Both of these issues are caused by python deleting objects in an unpredicable order when it exits.

In the example, the second issue can be fixed by adding the following line to the __init__ of the top-level window:

    self.setAttribute(QtCore.Qt.WA_DeleteOnClose)

Unless QApplication.setQuitOnLastWindowClosed has been changed to False, this will ensure that the application quits at the right time, and that Qt has a chance to automatically delete all the children of the top-level window before the python garbage-collector gets to work.

However, for this to be completely successful, all the relevant objects must be linked together in a parent-child hierarchy. The example code does this where it can, but there seem to be some critical places in the initialization of the PlotWidget class where it is not done.

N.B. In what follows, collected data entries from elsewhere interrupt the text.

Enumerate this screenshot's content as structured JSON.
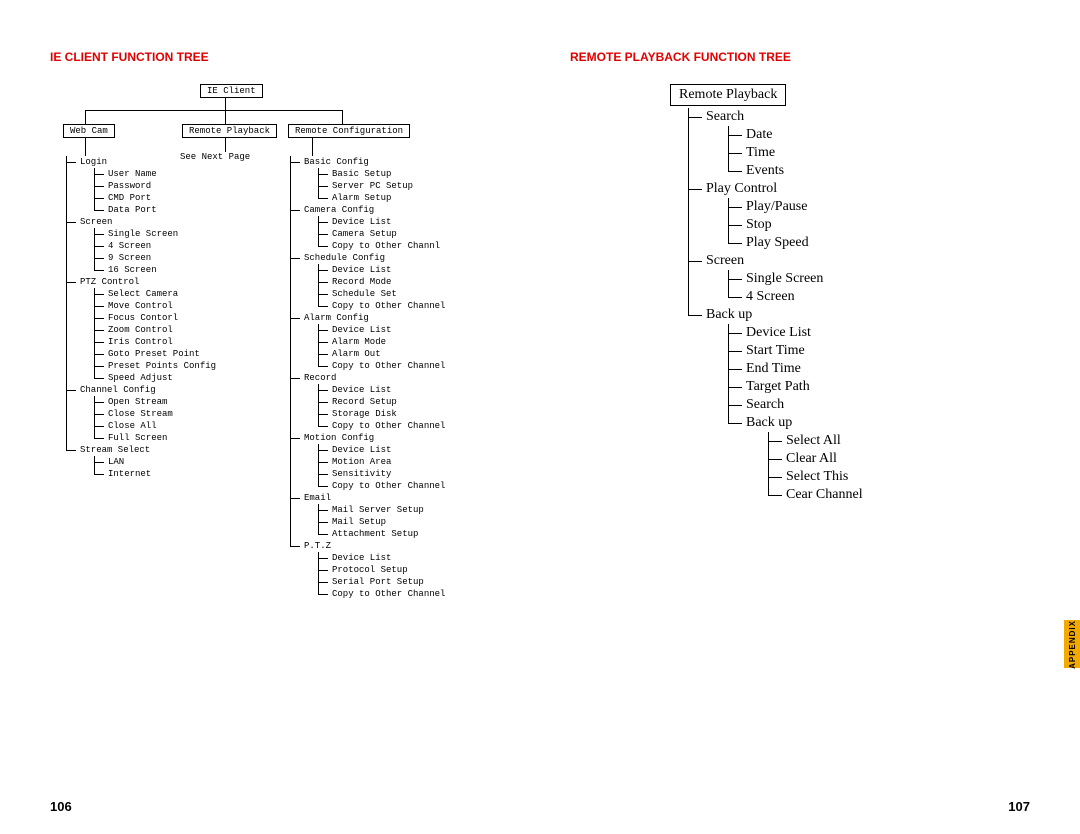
{
  "page_left": {
    "heading": "Ie Client Function Tree",
    "page_number": "106",
    "root": "IE Client",
    "branches": {
      "webcam": "Web Cam",
      "remote_playback": "Remote Playback",
      "remote_configuration": "Remote Configuration"
    },
    "see_next": "See Next Page",
    "webcam_tree": {
      "login": {
        "label": "Login",
        "children": [
          "User Name",
          "Password",
          "CMD Port",
          "Data Port"
        ]
      },
      "screen": {
        "label": "Screen",
        "children": [
          "Single Screen",
          "4 Screen",
          "9 Screen",
          "16 Screen"
        ]
      },
      "ptz": {
        "label": "PTZ Control",
        "children": [
          "Select Camera",
          "Move Control",
          "Focus Contorl",
          "Zoom Control",
          "Iris Control",
          "Goto Preset Point",
          "Preset Points Config",
          "Speed Adjust"
        ]
      },
      "channel": {
        "label": "Channel Config",
        "children": [
          "Open Stream",
          "Close Stream",
          "Close All",
          "Full Screen"
        ]
      },
      "stream": {
        "label": "Stream Select",
        "children": [
          "LAN",
          "Internet"
        ]
      }
    },
    "config_tree": {
      "basic": {
        "label": "Basic Config",
        "children": [
          "Basic Setup",
          "Server PC Setup",
          "Alarm Setup"
        ]
      },
      "camera": {
        "label": "Camera Config",
        "children": [
          "Device List",
          "Camera Setup",
          "Copy to Other Channl"
        ]
      },
      "schedule": {
        "label": "Schedule Config",
        "children": [
          "Device List",
          "Record Mode",
          "Schedule Set",
          "Copy to Other Channel"
        ]
      },
      "alarm": {
        "label": "Alarm Config",
        "children": [
          "Device List",
          "Alarm Mode",
          "Alarm Out",
          "Copy to Other Channel"
        ]
      },
      "record": {
        "label": "Record",
        "children": [
          "Device List",
          "Record Setup",
          "Storage Disk",
          "Copy to Other Channel"
        ]
      },
      "motion": {
        "label": "Motion Config",
        "children": [
          "Device List",
          "Motion Area",
          "Sensitivity",
          "Copy to Other Channel"
        ]
      },
      "email": {
        "label": "Email",
        "children": [
          "Mail Server Setup",
          "Mail Setup",
          "Attachment Setup"
        ]
      },
      "ptz": {
        "label": "P.T.Z",
        "children": [
          "Device List",
          "Protocol Setup",
          "Serial Port Setup",
          "Copy to Other Channel"
        ]
      }
    }
  },
  "page_right": {
    "heading": "Remote Playback Function Tree",
    "page_number": "107",
    "appendix_label": "Appendix",
    "root": "Remote Playback",
    "tree": [
      {
        "label": "Search",
        "children": [
          {
            "label": "Date"
          },
          {
            "label": "Time"
          },
          {
            "label": "Events"
          }
        ]
      },
      {
        "label": "Play Control",
        "children": [
          {
            "label": "Play/Pause"
          },
          {
            "label": "Stop"
          },
          {
            "label": "Play Speed"
          }
        ]
      },
      {
        "label": "Screen",
        "children": [
          {
            "label": "Single Screen"
          },
          {
            "label": "4 Screen"
          }
        ]
      },
      {
        "label": "Back up",
        "children": [
          {
            "label": "Device List"
          },
          {
            "label": "Start Time"
          },
          {
            "label": "End Time"
          },
          {
            "label": "Target Path"
          },
          {
            "label": "Search"
          },
          {
            "label": "Back up",
            "children": [
              {
                "label": "Select All"
              },
              {
                "label": "Clear All"
              },
              {
                "label": "Select This"
              },
              {
                "label": "Cear Channel"
              }
            ]
          }
        ]
      }
    ]
  }
}
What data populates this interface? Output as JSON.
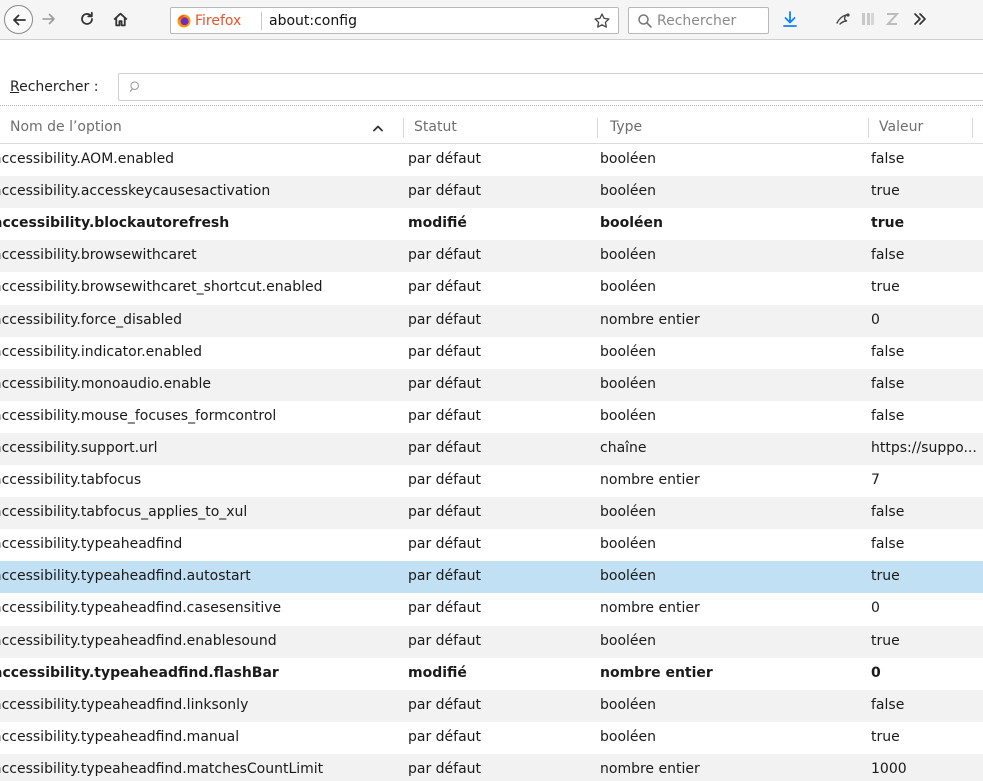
{
  "toolbar": {
    "back_icon": "back-arrow-icon",
    "forward_icon": "forward-arrow-icon",
    "reload_icon": "reload-icon",
    "home_icon": "home-icon",
    "url_identity": "Firefox",
    "url": "about:config",
    "search_placeholder": "Rechercher",
    "accent_color": "#0a84ff",
    "identity_color": "#e8532a"
  },
  "search": {
    "label_first": "R",
    "label_rest": "echercher :",
    "placeholder": ""
  },
  "table": {
    "columns": {
      "name": "Nom de l’option",
      "status": "Statut",
      "type": "Type",
      "value": "Valeur"
    },
    "rows": [
      {
        "name": "accessibility.AOM.enabled",
        "status": "par défaut",
        "type": "booléen",
        "value": "false",
        "modified": false,
        "selected": false
      },
      {
        "name": "accessibility.accesskeycausesactivation",
        "status": "par défaut",
        "type": "booléen",
        "value": "true",
        "modified": false,
        "selected": false
      },
      {
        "name": "accessibility.blockautorefresh",
        "status": "modifié",
        "type": "booléen",
        "value": "true",
        "modified": true,
        "selected": false
      },
      {
        "name": "accessibility.browsewithcaret",
        "status": "par défaut",
        "type": "booléen",
        "value": "false",
        "modified": false,
        "selected": false
      },
      {
        "name": "accessibility.browsewithcaret_shortcut.enabled",
        "status": "par défaut",
        "type": "booléen",
        "value": "true",
        "modified": false,
        "selected": false
      },
      {
        "name": "accessibility.force_disabled",
        "status": "par défaut",
        "type": "nombre entier",
        "value": "0",
        "modified": false,
        "selected": false
      },
      {
        "name": "accessibility.indicator.enabled",
        "status": "par défaut",
        "type": "booléen",
        "value": "false",
        "modified": false,
        "selected": false
      },
      {
        "name": "accessibility.monoaudio.enable",
        "status": "par défaut",
        "type": "booléen",
        "value": "false",
        "modified": false,
        "selected": false
      },
      {
        "name": "accessibility.mouse_focuses_formcontrol",
        "status": "par défaut",
        "type": "booléen",
        "value": "false",
        "modified": false,
        "selected": false
      },
      {
        "name": "accessibility.support.url",
        "status": "par défaut",
        "type": "chaîne",
        "value": "https://suppo...",
        "modified": false,
        "selected": false
      },
      {
        "name": "accessibility.tabfocus",
        "status": "par défaut",
        "type": "nombre entier",
        "value": "7",
        "modified": false,
        "selected": false
      },
      {
        "name": "accessibility.tabfocus_applies_to_xul",
        "status": "par défaut",
        "type": "booléen",
        "value": "false",
        "modified": false,
        "selected": false
      },
      {
        "name": "accessibility.typeaheadfind",
        "status": "par défaut",
        "type": "booléen",
        "value": "false",
        "modified": false,
        "selected": false
      },
      {
        "name": "accessibility.typeaheadfind.autostart",
        "status": "par défaut",
        "type": "booléen",
        "value": "true",
        "modified": false,
        "selected": true
      },
      {
        "name": "accessibility.typeaheadfind.casesensitive",
        "status": "par défaut",
        "type": "nombre entier",
        "value": "0",
        "modified": false,
        "selected": false
      },
      {
        "name": "accessibility.typeaheadfind.enablesound",
        "status": "par défaut",
        "type": "booléen",
        "value": "true",
        "modified": false,
        "selected": false
      },
      {
        "name": "accessibility.typeaheadfind.flashBar",
        "status": "modifié",
        "type": "nombre entier",
        "value": "0",
        "modified": true,
        "selected": false
      },
      {
        "name": "accessibility.typeaheadfind.linksonly",
        "status": "par défaut",
        "type": "booléen",
        "value": "false",
        "modified": false,
        "selected": false
      },
      {
        "name": "accessibility.typeaheadfind.manual",
        "status": "par défaut",
        "type": "booléen",
        "value": "true",
        "modified": false,
        "selected": false
      },
      {
        "name": "accessibility.typeaheadfind.matchesCountLimit",
        "status": "par défaut",
        "type": "nombre entier",
        "value": "1000",
        "modified": false,
        "selected": false
      }
    ]
  }
}
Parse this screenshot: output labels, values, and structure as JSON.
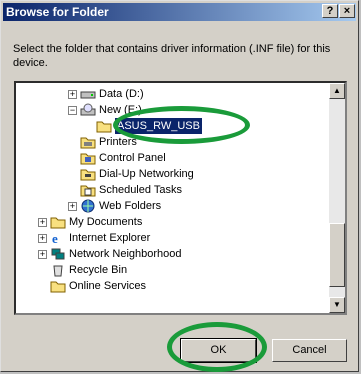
{
  "window": {
    "title": "Browse for Folder",
    "help_glyph": "?",
    "close_glyph": "×"
  },
  "description": "Select the folder that contains driver information (.INF file) for this device.",
  "tree": {
    "items": [
      {
        "label": "Data (D:)",
        "icon": "drive-icon",
        "expander": "+"
      },
      {
        "label": "New (E:)",
        "icon": "cd-drive-icon",
        "expander": "−"
      },
      {
        "label": "ASUS_RW_USB",
        "icon": "folder-icon",
        "selected": true
      },
      {
        "label": "Printers",
        "icon": "printer-icon"
      },
      {
        "label": "Control Panel",
        "icon": "control-panel-icon"
      },
      {
        "label": "Dial-Up Networking",
        "icon": "dialup-icon"
      },
      {
        "label": "Scheduled Tasks",
        "icon": "tasks-icon"
      },
      {
        "label": "Web Folders",
        "icon": "web-folder-icon",
        "expander": "+"
      },
      {
        "label": "My Documents",
        "icon": "documents-icon",
        "expander": "+"
      },
      {
        "label": "Internet Explorer",
        "icon": "ie-icon",
        "expander": "+"
      },
      {
        "label": "Network Neighborhood",
        "icon": "network-icon",
        "expander": "+"
      },
      {
        "label": "Recycle Bin",
        "icon": "recycle-icon"
      },
      {
        "label": "Online Services",
        "icon": "folder-icon"
      }
    ]
  },
  "buttons": {
    "ok": "OK",
    "cancel": "Cancel"
  },
  "colors": {
    "highlight_ring": "#1a9b3a",
    "titlebar": "#0a246a"
  }
}
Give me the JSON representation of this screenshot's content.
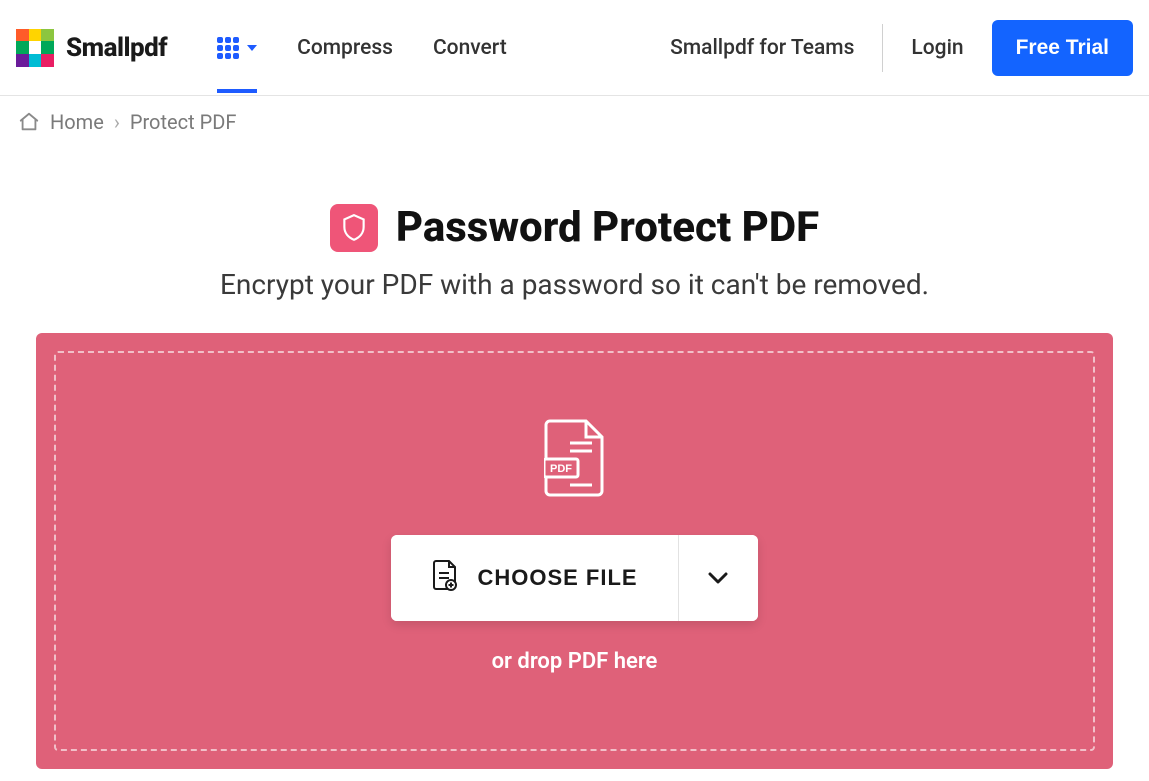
{
  "header": {
    "brand": "Smallpdf",
    "nav": {
      "compress": "Compress",
      "convert": "Convert",
      "teams": "Smallpdf for Teams",
      "login": "Login",
      "free_trial": "Free Trial"
    }
  },
  "breadcrumb": {
    "home": "Home",
    "sep": "›",
    "current": "Protect PDF"
  },
  "hero": {
    "title": "Password Protect PDF",
    "subtitle": "Encrypt your PDF with a password so it can't be removed."
  },
  "dropzone": {
    "choose_label": "CHOOSE FILE",
    "drop_text": "or drop PDF here",
    "pdf_badge": "PDF"
  },
  "colors": {
    "primary_blue": "#1364ff",
    "drop_bg": "#df6179",
    "shield_bg": "#ef5578"
  }
}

In particular, there is nothing to ensure that the central item of the PlotWidget has a parent set when it is created. If the relevant part of the code is changed to this:

class PlotWidget(GraphicsView):
    ...
    def __init__(self, parent=None, background='default', **kargs):
        GraphicsView.__init__(self, parent, background=background)
        ...
        self.plotItem = PlotItem(**kargs)
        # make sure the item gets a parent
        self.plotItem.setParent(self)
        self.setCentralItem(self.plotItem)

then the first issue with the QTimer messages also goes away.

0
Avo Asatryan On

Try to write this in block of __init__:

self.setAttribute(Qt.WA_DeleteOnClose)
0
Lgum On

I had this happen as well and in my case it was caused by a call to deleteLater() on the aboutToQuit-Signal of the application, like so:

def closeEvent(self, *args, **kwargs):
   self.deleteLater()

if __name__ == "__main__":

   application = QtWidgets.QApplication(sys.argv)

   window = testApplication()
   # Handle application exit
   application.aboutToQuit.connect(window.closeEvent)
   # System exit
   sys.exit(application.exec_())

Getting rid of the deleteLater on the whole window seemed to solve it.